O Observatório do Ministério Público divulgou um relatório que traça o perfil das vítimas de violência familiar no Paraguai, com base em uma amostra de 80 causas de 2024 e 80 de 2025, totalizando 9.792 denúncias apenas nas unidades especializadas de Assunção. O estudo, elaborado pelo Departamento de Estatísticas da instituição, aponta que oito em cada dez vítimas são mulheres.
Das denúncias analisadas, 90% apresentaram ao menos uma vítima, enquanto 10% registraram duas ou mais. A faixa etária mais atingida é de 30 a 44 anos, correspondendo a 37% das vítimas, seguidas por jovens de 18 a 29 anos (31%). O relatório destaca que se trata majoritariamente de mulheres jovens, incluindo estudantes, trabalhadoras e mães.
Em relação ao tipo de violência, metade dos casos envolve agressões físicas combinadas com violência psicológica e verbal. Outros 26% referem-se exclusivamente a violência psicológica e verbal, como insultos, ameaças e intimidação. Já as agressões físicas isoladas representam 21% dos casos, incluindo lesões com punhos, armas brancas, objetos e até unhas e dentes.
O ambiente doméstico é o principal cenário: 88% dos episódios ocorreram em residências, e em 70% dos casos agressor e vítima conviviam no mesmo local. Apenas 7% dos incidentes aconteceram em vias públicas, e os demais em veículos, locais de trabalho ou por telefone.

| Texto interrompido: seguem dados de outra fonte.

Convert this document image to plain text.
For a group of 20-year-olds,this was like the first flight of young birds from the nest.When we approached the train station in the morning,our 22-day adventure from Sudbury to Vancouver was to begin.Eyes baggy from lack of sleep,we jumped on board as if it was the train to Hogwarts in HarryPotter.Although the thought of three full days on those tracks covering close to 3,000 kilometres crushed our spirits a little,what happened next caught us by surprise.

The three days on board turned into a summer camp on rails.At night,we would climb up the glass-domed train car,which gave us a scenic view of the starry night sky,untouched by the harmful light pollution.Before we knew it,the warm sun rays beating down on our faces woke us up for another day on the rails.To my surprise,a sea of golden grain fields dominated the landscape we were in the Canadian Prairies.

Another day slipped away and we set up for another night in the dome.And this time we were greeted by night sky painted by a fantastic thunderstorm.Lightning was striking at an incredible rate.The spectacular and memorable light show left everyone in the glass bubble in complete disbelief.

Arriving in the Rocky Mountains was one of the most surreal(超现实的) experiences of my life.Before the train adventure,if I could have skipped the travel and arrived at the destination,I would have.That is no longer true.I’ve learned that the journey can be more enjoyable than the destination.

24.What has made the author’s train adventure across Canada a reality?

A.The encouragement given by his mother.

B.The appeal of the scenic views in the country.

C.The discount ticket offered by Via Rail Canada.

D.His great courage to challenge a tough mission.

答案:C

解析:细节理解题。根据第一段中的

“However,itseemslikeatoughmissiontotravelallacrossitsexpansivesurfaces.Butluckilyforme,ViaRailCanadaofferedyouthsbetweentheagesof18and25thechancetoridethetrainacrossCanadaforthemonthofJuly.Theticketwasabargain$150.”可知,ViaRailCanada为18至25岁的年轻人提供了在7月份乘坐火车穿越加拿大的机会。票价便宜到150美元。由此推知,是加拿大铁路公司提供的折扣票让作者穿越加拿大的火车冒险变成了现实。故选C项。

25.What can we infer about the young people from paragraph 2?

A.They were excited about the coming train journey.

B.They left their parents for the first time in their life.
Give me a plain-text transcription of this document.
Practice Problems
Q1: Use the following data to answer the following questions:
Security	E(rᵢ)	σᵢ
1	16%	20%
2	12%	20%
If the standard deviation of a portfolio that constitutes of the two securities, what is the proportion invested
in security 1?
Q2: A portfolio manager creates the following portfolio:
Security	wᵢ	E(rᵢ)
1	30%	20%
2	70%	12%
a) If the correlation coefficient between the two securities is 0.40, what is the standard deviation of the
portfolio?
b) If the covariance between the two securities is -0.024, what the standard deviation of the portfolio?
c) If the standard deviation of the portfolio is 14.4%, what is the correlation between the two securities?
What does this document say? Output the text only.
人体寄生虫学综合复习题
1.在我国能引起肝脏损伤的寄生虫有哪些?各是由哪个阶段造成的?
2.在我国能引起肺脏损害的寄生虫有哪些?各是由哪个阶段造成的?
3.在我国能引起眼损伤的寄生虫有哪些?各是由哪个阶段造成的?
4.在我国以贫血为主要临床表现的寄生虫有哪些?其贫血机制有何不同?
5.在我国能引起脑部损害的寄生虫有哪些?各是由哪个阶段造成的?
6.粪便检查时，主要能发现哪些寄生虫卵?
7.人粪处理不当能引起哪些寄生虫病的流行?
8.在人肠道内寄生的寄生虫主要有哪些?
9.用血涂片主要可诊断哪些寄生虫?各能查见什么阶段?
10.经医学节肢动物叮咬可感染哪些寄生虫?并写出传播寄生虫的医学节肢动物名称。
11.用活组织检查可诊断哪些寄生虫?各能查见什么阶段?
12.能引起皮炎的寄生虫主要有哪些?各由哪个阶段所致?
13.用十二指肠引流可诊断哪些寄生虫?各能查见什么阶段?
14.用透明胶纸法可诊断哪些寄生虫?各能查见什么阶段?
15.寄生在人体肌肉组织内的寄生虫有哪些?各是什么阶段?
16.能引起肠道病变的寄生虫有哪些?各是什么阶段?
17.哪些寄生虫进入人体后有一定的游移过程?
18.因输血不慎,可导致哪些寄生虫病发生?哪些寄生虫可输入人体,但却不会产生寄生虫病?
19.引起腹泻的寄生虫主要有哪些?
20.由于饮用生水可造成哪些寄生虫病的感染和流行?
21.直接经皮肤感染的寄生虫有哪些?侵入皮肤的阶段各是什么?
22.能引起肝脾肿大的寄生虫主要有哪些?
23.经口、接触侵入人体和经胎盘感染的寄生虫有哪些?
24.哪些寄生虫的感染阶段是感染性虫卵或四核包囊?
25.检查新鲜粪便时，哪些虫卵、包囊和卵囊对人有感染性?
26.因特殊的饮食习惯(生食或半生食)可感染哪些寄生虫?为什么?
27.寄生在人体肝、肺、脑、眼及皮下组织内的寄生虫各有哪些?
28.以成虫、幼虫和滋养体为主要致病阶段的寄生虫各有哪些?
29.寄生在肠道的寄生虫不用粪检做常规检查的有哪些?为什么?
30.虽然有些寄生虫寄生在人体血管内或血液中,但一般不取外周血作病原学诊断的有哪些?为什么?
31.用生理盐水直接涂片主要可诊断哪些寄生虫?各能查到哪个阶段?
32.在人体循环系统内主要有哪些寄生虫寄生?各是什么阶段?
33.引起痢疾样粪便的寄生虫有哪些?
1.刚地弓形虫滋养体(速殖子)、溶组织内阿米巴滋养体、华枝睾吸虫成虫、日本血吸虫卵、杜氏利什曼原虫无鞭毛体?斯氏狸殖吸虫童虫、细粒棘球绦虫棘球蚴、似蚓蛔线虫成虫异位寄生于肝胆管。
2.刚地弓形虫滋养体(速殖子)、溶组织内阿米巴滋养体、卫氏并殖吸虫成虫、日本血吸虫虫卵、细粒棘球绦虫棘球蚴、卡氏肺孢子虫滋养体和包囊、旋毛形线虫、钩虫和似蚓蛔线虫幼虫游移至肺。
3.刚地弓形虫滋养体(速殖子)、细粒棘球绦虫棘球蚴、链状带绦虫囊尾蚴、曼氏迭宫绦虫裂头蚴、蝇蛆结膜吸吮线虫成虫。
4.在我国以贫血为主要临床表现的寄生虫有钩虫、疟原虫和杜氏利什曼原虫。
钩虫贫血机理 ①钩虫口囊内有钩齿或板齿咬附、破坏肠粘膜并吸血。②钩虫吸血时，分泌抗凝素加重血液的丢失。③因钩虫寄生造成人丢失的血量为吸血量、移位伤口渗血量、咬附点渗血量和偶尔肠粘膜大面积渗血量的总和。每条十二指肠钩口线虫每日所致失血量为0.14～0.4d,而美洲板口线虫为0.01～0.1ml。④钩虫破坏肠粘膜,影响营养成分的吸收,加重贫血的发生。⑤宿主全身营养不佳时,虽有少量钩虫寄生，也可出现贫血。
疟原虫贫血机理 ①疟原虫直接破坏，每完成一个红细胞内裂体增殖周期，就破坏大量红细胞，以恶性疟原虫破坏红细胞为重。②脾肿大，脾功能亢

Os parceiros sentimentais — cônjuges ou concubinos — lideram a lista de agressores denunciados, seguidos por ex-parceiros, filhos, irmãos e mães. A faixa etária predominante entre os agressores é de 30 a 44 anos (45%), seguida por 18 a 29 anos (34%).
O relatório também revela que a maior concentração de denúncias ocorre nos períodos da manhã, tarde e início da noite, com 5.407 registros. Os finais de semana apresentam os maiores números: 1.873 denúncias aos domingos e 1.653 aos sábados, enquanto as segundas-feiras somam 1.380 casos.